Easing Legal News Monitoring with Learning to Rank and BERT
- 3.4k Downloads
While ranking approaches have made rapid advances in the Web search, systems that cater to the complex information needs in professional search tasks are not widely developed, common issues and solutions typically rely on dedicated search strategies backed by ad-hoc retrieval models. In this paper we present a legal search problem where professionals monitor news articles with constant queries on a periodic basis. Firstly, we demonstrate the effectiveness of using traditional retrieval models against the Boolean search of documents in chronological order. In an attempt to capture the complex information needs of users, a learning to rank approach is adopted with user specified relevance criteria as features. This approach, however, only achieves mediocre results compared to the traditional models. However, we find that by fine-tuning a contextualised language model (e.g. BERT), significantly improved retrieval performance can be achieved, providing a flexible solution to satisfying complex information needs without explicit feature engineering.
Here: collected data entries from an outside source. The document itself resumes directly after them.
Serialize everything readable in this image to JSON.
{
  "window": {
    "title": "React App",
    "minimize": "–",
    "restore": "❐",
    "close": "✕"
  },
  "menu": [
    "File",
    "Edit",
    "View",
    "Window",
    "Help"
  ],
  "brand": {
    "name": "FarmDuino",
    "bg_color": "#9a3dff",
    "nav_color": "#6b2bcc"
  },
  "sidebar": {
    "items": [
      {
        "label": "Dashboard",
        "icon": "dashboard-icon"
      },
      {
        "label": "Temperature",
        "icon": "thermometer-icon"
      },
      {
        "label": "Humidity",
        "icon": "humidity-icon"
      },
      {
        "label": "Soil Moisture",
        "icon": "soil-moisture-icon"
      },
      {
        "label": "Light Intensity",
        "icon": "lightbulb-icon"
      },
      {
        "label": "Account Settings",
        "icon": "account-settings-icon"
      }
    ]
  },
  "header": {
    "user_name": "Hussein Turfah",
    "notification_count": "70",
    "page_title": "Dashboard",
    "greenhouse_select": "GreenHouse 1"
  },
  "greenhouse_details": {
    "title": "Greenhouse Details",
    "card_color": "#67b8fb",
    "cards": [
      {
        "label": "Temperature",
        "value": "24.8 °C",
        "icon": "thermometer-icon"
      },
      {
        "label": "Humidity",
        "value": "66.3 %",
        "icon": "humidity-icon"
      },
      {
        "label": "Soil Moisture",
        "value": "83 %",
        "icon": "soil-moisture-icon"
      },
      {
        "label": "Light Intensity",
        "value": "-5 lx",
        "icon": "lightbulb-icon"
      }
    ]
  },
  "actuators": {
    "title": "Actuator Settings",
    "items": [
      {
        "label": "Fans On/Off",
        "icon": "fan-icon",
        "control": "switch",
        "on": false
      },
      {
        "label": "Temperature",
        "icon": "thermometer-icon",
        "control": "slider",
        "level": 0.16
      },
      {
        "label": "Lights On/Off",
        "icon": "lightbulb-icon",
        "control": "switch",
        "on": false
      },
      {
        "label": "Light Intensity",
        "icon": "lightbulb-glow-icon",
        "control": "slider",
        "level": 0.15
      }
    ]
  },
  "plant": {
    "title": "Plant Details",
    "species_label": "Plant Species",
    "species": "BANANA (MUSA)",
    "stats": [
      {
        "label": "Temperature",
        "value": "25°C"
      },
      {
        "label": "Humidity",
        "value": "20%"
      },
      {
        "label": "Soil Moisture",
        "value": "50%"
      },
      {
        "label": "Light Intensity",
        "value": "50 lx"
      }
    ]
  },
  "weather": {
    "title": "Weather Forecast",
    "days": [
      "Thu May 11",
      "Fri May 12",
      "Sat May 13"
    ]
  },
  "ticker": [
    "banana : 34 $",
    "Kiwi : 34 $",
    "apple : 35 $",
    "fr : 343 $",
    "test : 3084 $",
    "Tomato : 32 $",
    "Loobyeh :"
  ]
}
KeywordsProfessional search Complex information needs BERT
In information retrieval (IR), there has been a long standing interest in professional search, as demonstrated by various TREC tracks dedicated to a diverse range of professional domains [4, 8]. Unlike traditional Web search, an important characteristic of professional search is the complex information needs of the professional users. For instance, a professional user may ask for information within certain time range, written in a professional quality .
Although there have been ongoing discussions and studies calling for search systems addressing common issues faced by professional search, solutions typically rely on dedicated databases or specialised search strategies that are backed by ad-hoc retrieval models [20, 23]. Meanwhile, although traditional retrieval models as well as learning to rank (L2R) approaches have made rapid advances in Web search, retrieval models that cater to the diverse requirements in professional search tasks are not widely developed.
In this paper, we study a case in the context of legal professional search and investigate how different retrieval approaches can be employed to address the complex needs of professional users. The work task of our users is to monitor a number of legal topic of their interest in news and select articles to be included in a report periodically according to a set of clearly defined criteria, ranging from topical relevance to language quality. Like in many other professional search scenarios, our users setup their searches against a news stream with complex Boolean queries  where results are ranked in chronological order; and they deem recall an important metric as they do not want to miss relevant articles.
RQ1. Do traditional IR models help our users in identifying relevant documents more effectively compared to the Boolean search practice?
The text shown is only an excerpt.